Elsa Morante è stata una scrittrice, saggista, poetessa e traduttrice. Figlia di una maestra, Elsa Morante non frequentò la scuola elementare e imparò da sola a leggere e scrivere. Iniziò giovanissima a scrivere filastrocche, favole per bambini, poesie e racconti brevi, e a pubblicare su svariati giornaletti per ragazzi. Nel 1942 i suoi scritti per ragazzi vennero raccolti in un volume da lei stessa illustrato e pubblicati da Einaudi con il titolo Le bellissime avventure di Caterì dalla trecciolina (poi riscritto nel 1959 con il titolo Le straordinarie avventure di Caterina). Tra il 1935 e il 1940 scrive eleganti cronache di costume per riviste culturali. Da quell’esercizio giornalistico nacque il primo volume di racconti, Il gioco segreto, che uscì nel 1941. Ma l’opera che l’ha imposta all’attenzione della critica è Menzogna e sortilegio (1948, premio Viareggio), la cui vicenda (la decadenza di una famiglia gentilizia del sud, attraverso la ricostruzione allucinata che ne fa una giovane donna sempre rinchiusa nella sua stanza) precisa la vocazione favolosa e magica della Morante nei suoi termini di angosciosa separazione dalla realtà. E, in forme più turbate e assillanti, il tema della solitudine, nutrita di miti ambigui e funesti, torna nel romanzo L’isola di Arturo (1957), storia della difficile maturazione di un ragazzo che vive come segregato nel paesaggio immobile dell’isola di Procida, all’ombra del grande penitenziario.
Dopo la raccolta di versi Alibi (1958) e i racconti dello Scialle andaluso (raccolti in volume nel 1963), il libro che ha segnato una svolta nella poetica della scrittrice è Il mondo salvato dai ragazzini (1968). Articolato in testi dalla forma prevalentemente poematica (con strutture strofiche che ricordano gli esperimenti della neoavanguardia), in realtà esso accosta organismi letterari di segno diverso, dal dramma alla satira, dal «manifesto» al documento ideologico; ma l’elemento unificante di tanta disparità espressiva è una sorta di tensione vitalistica che libera i fantasmi della sofferenza claustrale nel credo quasi gioioso dell’anarchismo e del pauperismo, nella fiducia accordata ai «ragazzetti celesti», ingenui portatori dell’unica possibile felicità, quella dell’innocenza astorica e divinamente barbarica.

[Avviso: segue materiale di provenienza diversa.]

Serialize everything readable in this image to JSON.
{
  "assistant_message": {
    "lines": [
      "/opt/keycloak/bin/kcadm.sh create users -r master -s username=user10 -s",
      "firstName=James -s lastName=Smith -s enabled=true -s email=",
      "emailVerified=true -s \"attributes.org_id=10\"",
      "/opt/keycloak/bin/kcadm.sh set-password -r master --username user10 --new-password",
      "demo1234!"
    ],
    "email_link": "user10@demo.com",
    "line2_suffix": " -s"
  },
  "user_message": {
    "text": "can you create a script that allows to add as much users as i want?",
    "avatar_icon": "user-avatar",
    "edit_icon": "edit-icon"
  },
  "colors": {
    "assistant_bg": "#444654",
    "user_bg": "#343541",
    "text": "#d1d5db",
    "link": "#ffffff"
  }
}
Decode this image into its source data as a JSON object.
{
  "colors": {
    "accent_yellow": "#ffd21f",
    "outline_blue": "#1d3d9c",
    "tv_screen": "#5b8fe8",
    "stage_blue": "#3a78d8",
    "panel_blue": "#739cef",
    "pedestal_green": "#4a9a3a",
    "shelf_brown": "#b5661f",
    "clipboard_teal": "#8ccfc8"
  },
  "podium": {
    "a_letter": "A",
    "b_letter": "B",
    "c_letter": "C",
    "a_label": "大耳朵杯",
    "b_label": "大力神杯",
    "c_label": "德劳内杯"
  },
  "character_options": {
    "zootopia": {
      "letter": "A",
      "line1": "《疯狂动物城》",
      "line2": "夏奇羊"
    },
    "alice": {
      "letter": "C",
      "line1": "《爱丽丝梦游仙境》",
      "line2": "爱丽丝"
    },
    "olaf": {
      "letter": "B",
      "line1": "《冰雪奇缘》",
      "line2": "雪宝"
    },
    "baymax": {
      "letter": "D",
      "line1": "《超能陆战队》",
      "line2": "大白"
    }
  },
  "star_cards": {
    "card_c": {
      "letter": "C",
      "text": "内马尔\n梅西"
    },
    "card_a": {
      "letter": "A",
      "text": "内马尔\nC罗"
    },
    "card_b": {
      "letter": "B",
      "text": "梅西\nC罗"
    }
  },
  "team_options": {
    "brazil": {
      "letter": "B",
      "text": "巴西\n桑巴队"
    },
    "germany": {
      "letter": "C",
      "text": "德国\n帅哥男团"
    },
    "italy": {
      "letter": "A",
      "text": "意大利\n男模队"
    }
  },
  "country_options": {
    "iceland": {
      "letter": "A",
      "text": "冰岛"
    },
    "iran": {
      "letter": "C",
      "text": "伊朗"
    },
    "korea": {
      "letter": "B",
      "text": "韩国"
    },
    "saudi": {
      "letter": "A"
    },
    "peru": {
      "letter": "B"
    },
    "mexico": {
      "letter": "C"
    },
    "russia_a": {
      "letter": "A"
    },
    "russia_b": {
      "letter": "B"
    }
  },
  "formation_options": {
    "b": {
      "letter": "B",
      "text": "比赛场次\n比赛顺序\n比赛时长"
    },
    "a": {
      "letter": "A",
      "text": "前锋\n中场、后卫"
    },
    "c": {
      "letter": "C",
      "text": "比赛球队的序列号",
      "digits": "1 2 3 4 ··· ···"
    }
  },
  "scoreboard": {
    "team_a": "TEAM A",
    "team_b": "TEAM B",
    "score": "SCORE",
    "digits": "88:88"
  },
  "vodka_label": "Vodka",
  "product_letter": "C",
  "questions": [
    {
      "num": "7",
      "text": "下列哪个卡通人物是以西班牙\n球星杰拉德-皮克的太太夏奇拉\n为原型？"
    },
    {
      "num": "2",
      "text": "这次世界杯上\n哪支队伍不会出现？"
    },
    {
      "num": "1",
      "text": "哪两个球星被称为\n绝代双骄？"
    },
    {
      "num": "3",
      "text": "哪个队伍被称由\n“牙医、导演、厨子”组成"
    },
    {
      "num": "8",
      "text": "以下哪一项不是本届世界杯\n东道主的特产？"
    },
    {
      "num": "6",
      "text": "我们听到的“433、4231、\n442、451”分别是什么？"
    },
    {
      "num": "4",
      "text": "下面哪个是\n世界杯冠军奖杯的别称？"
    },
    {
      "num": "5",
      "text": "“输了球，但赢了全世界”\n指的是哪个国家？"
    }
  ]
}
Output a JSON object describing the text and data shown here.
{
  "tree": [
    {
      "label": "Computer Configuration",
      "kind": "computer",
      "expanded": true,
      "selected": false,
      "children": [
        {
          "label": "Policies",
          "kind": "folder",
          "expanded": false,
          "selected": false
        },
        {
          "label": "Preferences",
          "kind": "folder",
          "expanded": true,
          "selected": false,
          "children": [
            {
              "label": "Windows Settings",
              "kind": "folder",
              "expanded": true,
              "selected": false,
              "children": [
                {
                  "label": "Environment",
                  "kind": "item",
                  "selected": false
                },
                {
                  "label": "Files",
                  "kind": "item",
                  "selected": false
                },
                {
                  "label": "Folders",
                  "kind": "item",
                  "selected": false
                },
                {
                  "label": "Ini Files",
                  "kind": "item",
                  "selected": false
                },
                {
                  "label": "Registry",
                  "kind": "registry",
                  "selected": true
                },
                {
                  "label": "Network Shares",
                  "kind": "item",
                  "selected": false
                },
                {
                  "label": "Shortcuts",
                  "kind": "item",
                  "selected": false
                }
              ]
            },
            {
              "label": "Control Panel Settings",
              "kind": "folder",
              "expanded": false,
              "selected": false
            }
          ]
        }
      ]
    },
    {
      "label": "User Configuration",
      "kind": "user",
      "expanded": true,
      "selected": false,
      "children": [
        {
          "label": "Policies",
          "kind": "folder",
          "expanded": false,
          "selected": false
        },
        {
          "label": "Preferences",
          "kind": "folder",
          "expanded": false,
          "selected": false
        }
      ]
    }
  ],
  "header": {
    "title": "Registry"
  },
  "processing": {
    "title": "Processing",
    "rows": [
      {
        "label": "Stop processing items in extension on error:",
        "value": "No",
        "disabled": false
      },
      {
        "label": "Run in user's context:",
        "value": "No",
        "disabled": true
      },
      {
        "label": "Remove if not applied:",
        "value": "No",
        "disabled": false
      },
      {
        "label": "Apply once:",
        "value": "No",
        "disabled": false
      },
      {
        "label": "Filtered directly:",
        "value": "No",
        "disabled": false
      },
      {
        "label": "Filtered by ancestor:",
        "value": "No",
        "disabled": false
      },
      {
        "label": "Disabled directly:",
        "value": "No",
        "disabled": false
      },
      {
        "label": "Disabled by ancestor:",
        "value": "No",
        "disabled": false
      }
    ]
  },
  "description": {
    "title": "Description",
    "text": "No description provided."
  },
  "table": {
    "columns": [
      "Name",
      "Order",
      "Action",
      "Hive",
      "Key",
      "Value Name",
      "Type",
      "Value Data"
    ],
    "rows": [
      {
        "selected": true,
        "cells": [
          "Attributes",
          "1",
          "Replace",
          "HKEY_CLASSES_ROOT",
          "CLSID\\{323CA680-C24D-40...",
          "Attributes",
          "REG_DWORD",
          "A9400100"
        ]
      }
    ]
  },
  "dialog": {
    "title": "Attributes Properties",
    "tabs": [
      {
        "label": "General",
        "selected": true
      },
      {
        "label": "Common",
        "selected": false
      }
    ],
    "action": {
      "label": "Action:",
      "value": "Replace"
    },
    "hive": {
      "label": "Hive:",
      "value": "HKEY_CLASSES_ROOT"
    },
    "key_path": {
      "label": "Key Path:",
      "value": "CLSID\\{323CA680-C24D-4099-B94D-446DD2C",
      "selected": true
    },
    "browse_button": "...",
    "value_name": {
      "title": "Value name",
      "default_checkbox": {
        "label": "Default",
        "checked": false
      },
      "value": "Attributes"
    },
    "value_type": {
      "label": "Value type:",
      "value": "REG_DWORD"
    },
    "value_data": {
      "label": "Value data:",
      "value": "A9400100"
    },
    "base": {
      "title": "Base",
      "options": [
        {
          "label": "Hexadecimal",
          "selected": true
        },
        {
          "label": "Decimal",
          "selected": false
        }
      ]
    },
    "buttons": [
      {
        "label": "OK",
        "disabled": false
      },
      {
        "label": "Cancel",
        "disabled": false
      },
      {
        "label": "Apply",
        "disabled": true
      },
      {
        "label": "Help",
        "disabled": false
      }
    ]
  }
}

Tale visione utopica è anche alla base del più discusso romanzo della Morante: quel vasto affresco intitolato La storia (1974) che racconta l’odissea bellica dell’Italia e del mondo (1941-47) riflessa nell’umile microcosmo d’una famigliola romana, composta da una donna spaurita e immatura, da un ragazzotto, da un bambino e da un paio di cani. Accusato di ripristinare anacronisticamente messaggi poetico-consolatori, il romanzo esplicita invece uno «scandaloso» rifiuto della storia, opponendo problematicamente il mondo «fanciullo» e «povero» a un mondo fittizio, generatore di morte e di scempi. Un’ulteriore prova di forte intensità è il romanzo Aracœli (1982), dove l’autrice disegna il ritratto dolente di un personaggio «diverso», disperatamente proteso a ricostruire – attraverso un viaggio che non è solo della memoria – l’amata figura materna, perduta e irraggiungibile. Anche in quest’opera, ma con tratti più angosciati e sconvolti, la prosa della Morante conferma il carattere fondamentale del suo fascino sottile: un equilibrio miracoloso tra il candore magico-evocativo (una sorta di attitudine naturale al simbolo) e la sinuosa, febbrile capacità di penetrazione psicologica.